CALEXICO, Calif. - Inspectors red-tagged nearly 80 percent of the city's historic downtown area Monday, where roofs were caved in, windows smashed and inventory strewn about after a deadly Easter earthquake in nearby Mexico.

Damage included three huge tanks that hold the city's water supply, as well as a 10 million gallon water clarifying tank, said City Manager Victor Carrillo.

City officials, under a state of emergency, asked residents to limit water use to essential bathing, cooking and washing.

Two people were killed and at least 100 injured near the epicenter of the magnitude-7.2 quake in Mexicali, just south of the border.

There were no injuries reported in Calexico, the U.S. city hardest hit by the quake, but in neighboring El Centro, someone was injured when hit in the head by a sign at a downtown car wash.

Philip Kim and his family spent much of the night picking up bottles of shampoo, lotion and beauty products at his Best Price beauty products store.

"It's a hard situation and sales were just picking up in March," Kim said, adding that 90 percent of his customers were from Mexicali and he was worried they wouldn't be coming back for awhile.

The downtown area is made up primarily of discount and 99-cent type stores.

The quake could be devastating for the economy of Imperial County, which already has the highest unemployment rate in the state, said Hildy Carrillo, executive director of the Calexico Chamber of Commerce.

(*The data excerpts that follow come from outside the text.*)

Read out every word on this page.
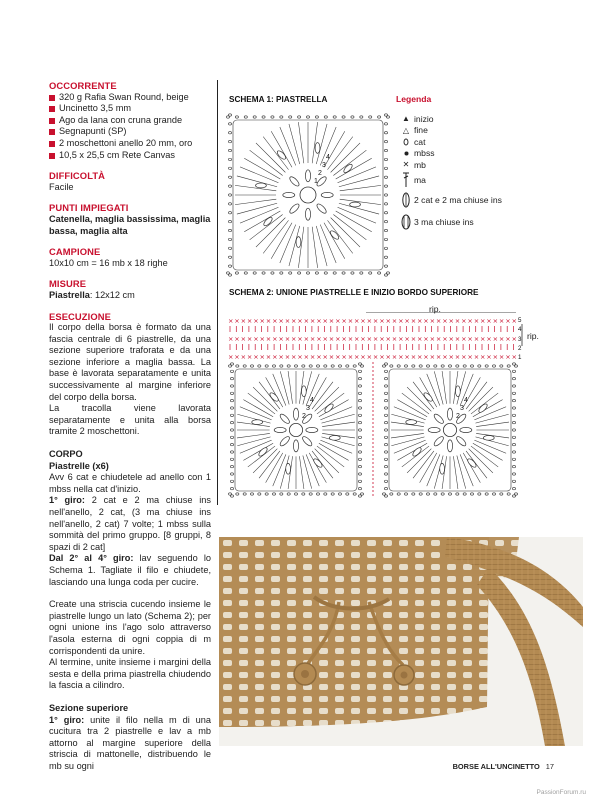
OCCORRENTE
320 g Rafia Swan Round, beige
Uncinetto 3,5 mm
Ago da lana con cruna grande
Segnapunti (SP)
2 moschettoni anello 20 mm, oro
10,5 x 25,5 cm Rete Canvas
DIFFICOLTÀ
Facile
PUNTI IMPIEGATI
Catenella, maglia bassissima, maglia bassa, maglia alta
CAMPIONE
10x10 cm = 16 mb x 18 righe
MISURE
Piastrella: 12x12 cm
ESECUZIONE
Il corpo della borsa è formato da una fascia centrale di 6 piastrelle, da una sezione superiore traforata e da una sezione inferiore a maglia bassa. La base è lavorata separatamente e unita successivamente al margine inferiore del corpo della borsa.
La tracolla viene lavorata separatamente e unita alla borsa tramite 2 moschettoni.
CORPO
Piastrelle (x6)
Avv 6 cat e chiudetele ad anello con 1 mbss nella cat d'inizio.
1° giro: 2 cat e 2 ma chiuse ins nell'anello, 2 cat, (3 ma chiuse ins nell'anello, 2 cat) 7 volte; 1 mbss sulla sommità del primo gruppo. [8 gruppi, 8 spazi di 2 cat]
Dal 2° al 4° giro: lav seguendo lo Schema 1. Tagliate il filo e chiudete, lasciando una lunga coda per cucire.
Create una striscia cucendo insieme le piastrelle lungo un lato (Schema 2); per ogni unione ins l'ago solo attraverso l'asola esterna di ogni coppia di m corrispondenti da unire.
Al termine, unite insieme i margini della sesta e della prima piastrella chiudendo la fascia a cilindro.
Sezione superiore
1° giro: unite il filo nella m di una cucitura tra 2 piastrelle e lav a mb attorno al margine superiore della striscia di mattonelle, distribuendo le mb su ogni
SCHEMA 1: PIASTRELLA
1
2
3
4
Legenda
▲ inizio
△ fine
cat
mbss
✕ mb
ma
2 cat e 2 ma chiuse ins
3 ma chiuse ins
SCHEMA 2: UNIONE PIASTRELLE E INIZIO BORDO SUPERIORE
rip.
rip.
5
4
3
2
1
× × × × × × × × × × × × × × × × × × × × × × × × × × × × × × × × × × × × × × × × × × × × × ×
× × × × × × × × × × × × × × × × × × × × × × × × × × × × × × × × × × × × × × × × × × × × × ×
× × × × × × × × × × × × × × × × × × × × × × × × × × × × × × × × × × × × × × × × × × × × × ×
2
3
4
2
3
4
BORSE ALL'UNCINETTO 17
PassionForum.ru
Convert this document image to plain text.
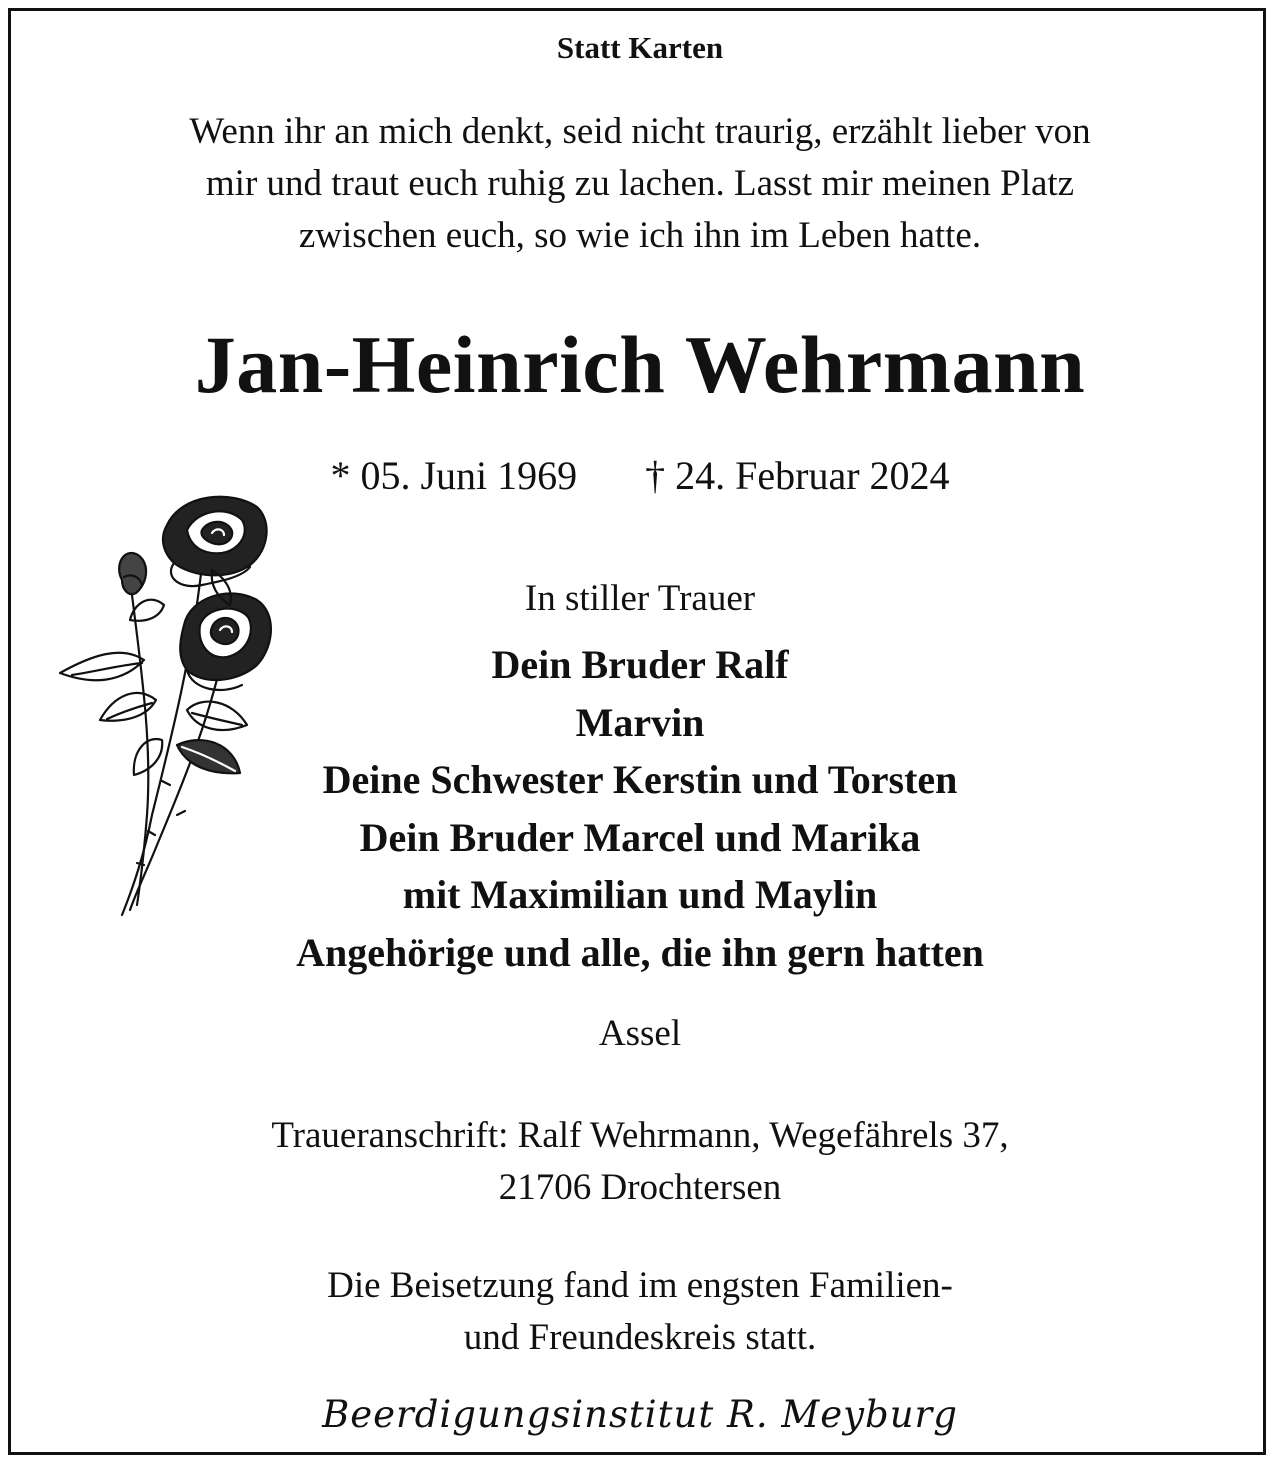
Statt Karten
Wenn ihr an mich denkt, seid nicht traurig, erzählt lieber von
mir und traut euch ruhig zu lachen. Lasst mir meinen Platz
zwischen euch, so wie ich ihn im Leben hatte.
Jan-Heinrich Wehrmann
* 05. Juni 1969 † 24. Februar 2024
In stiller Trauer
Dein Bruder Ralf
Marvin
Deine Schwester Kerstin und Torsten
Dein Bruder Marcel und Marika
mit Maximilian und Maylin
Angehörige und alle, die ihn gern hatten
Assel
Traueranschrift: Ralf Wehrmann, Wegefährels 37,
21706 Drochtersen
Die Beisetzung fand im engsten Familien-
und Freundeskreis statt.
Beerdigungsinstitut R. Meyburg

"It will be months before downtown is back. It's a mess," she said.

Sal Farah, 62, spent the night in his 50-year-old, downtown Yturralde Furniture store, fearing it could be looted since the giant storefront windows were knocked out by the quake.

"I didn't get much sleep, especially in the morning when it shook hard again," Farah said, standing in the store littered by broken vases, lamps and shattered knickknacks.

They planned to board up the windows later Monday.

Scientists measured about 100 aftershocks early Monday, said seismologist Kate Hutton at the California Institute of Technology in Pasadena. Statistically, there will be one aftershock of around 6.0 and perhaps 10 of 5.0 or larger, she said.

The initial earthquake downed three power lines in Calexico, a gas leak forced a brief evacuation of about 30 homes, and residents were removed from a senior living center built in the early 1900s. Electricity was out for hours in the city's southeast area.

The U.S damage appeared to be limited to California's southeastern Imperial Valley in what was one of the strongest earthquakes to hit the region in decades. The shaking was felt hundreds of miles away in Phoenix and Las Vegas.